Ситт-хатун улыбнулась. Воистину, пути судьбы неисповедимы, ибо кто же мог представить себе подобный оборот: сын злейшей соперницы станет частым гостем в доме и лучшим другом Селима. С тех пор как Ситт-хатун показала Каче секретный проход в покои, Селим с нянькой приходили все чаще. Баязид любил ее покои куда больше, чем материнские, и неудивительно. По словам Качи, Гульбехар все чаще спала до полудня, а большую часть дня проводила за курением гашиша.
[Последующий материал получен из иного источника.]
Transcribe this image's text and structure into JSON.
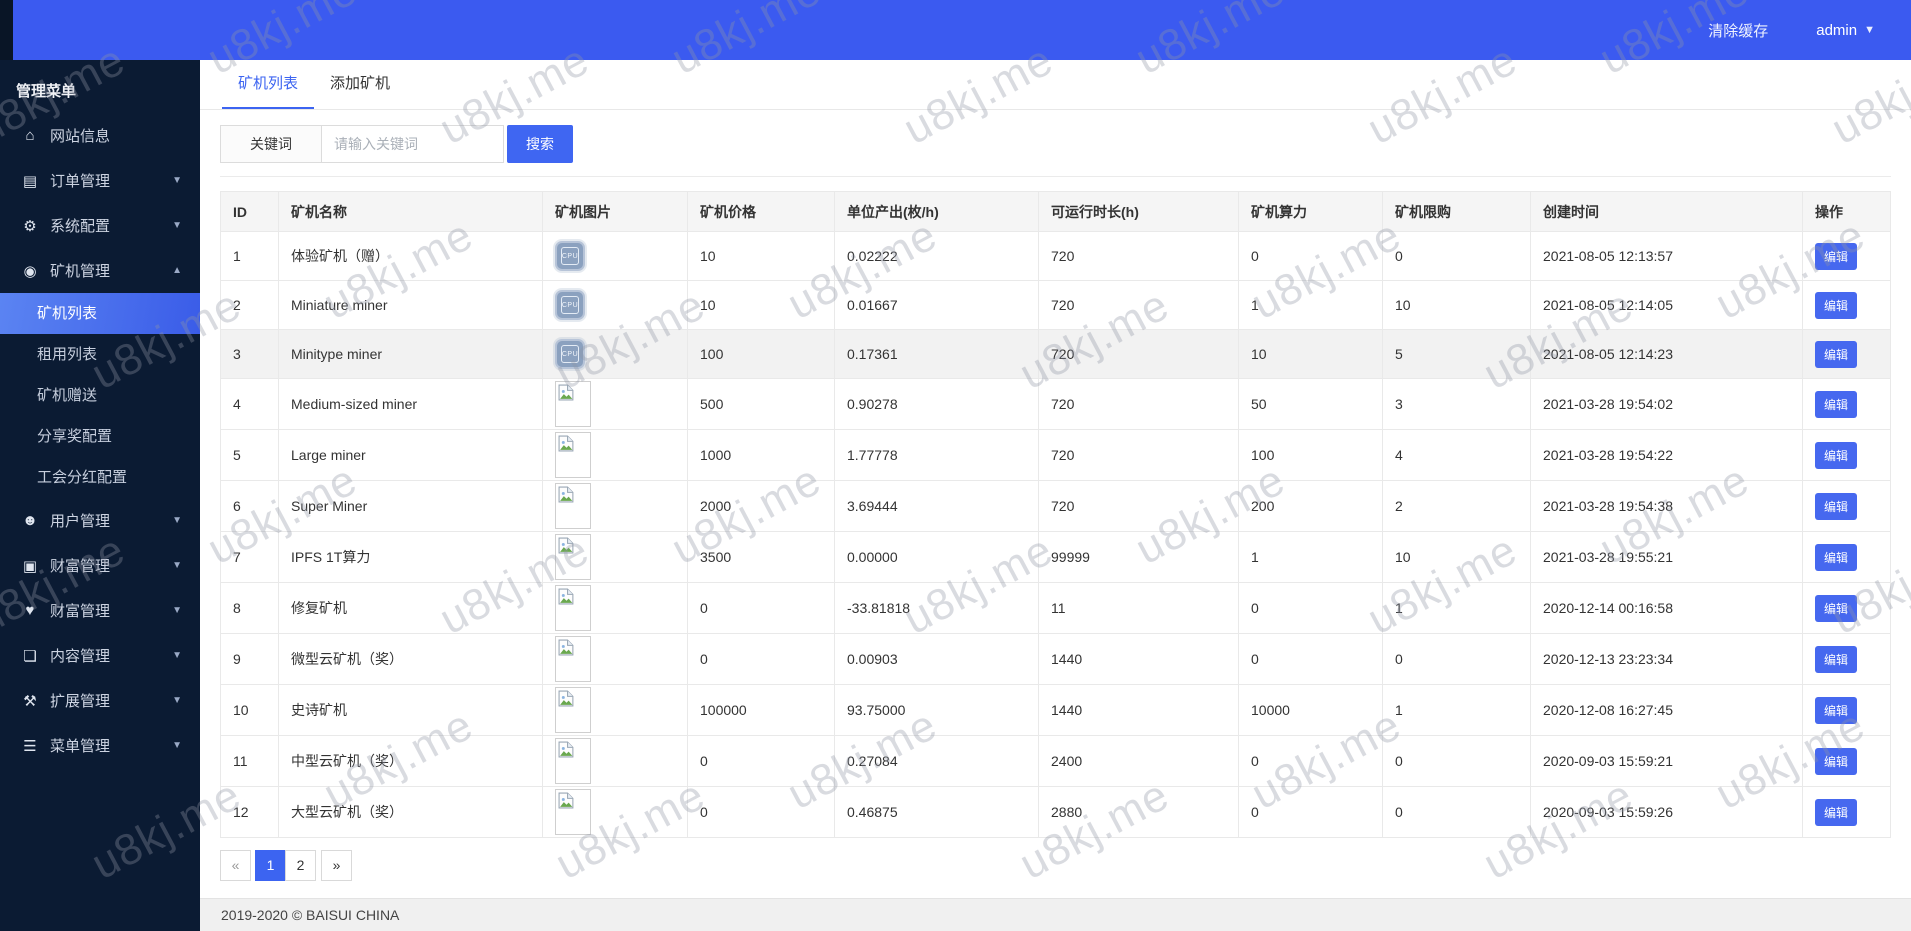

С тех пор же, как Мехмед уехал воевать в Константинополь, Гульбехар впадала в ярость почти ежедневно, оглашая гарем злобными воплями. Неудивительно, что малыш норовил удрать подальше от матери.
Сперва Баязид приходил только по ночам, когда мать спала, но теперь уже являлся и утром. Кача была начеку и спешила сообщить, если Гульбехар принималась звать сына. Ситт-хатун постепенно полюбила несчастного мальчика. Сперва она видела в нем лишь оружие против Гульбехар, готовилась обратить приязнь в средство посеять вражду между сыном и матерью. Но вскоре обнаружила, что Баязид дорог ей почти как собственный сын.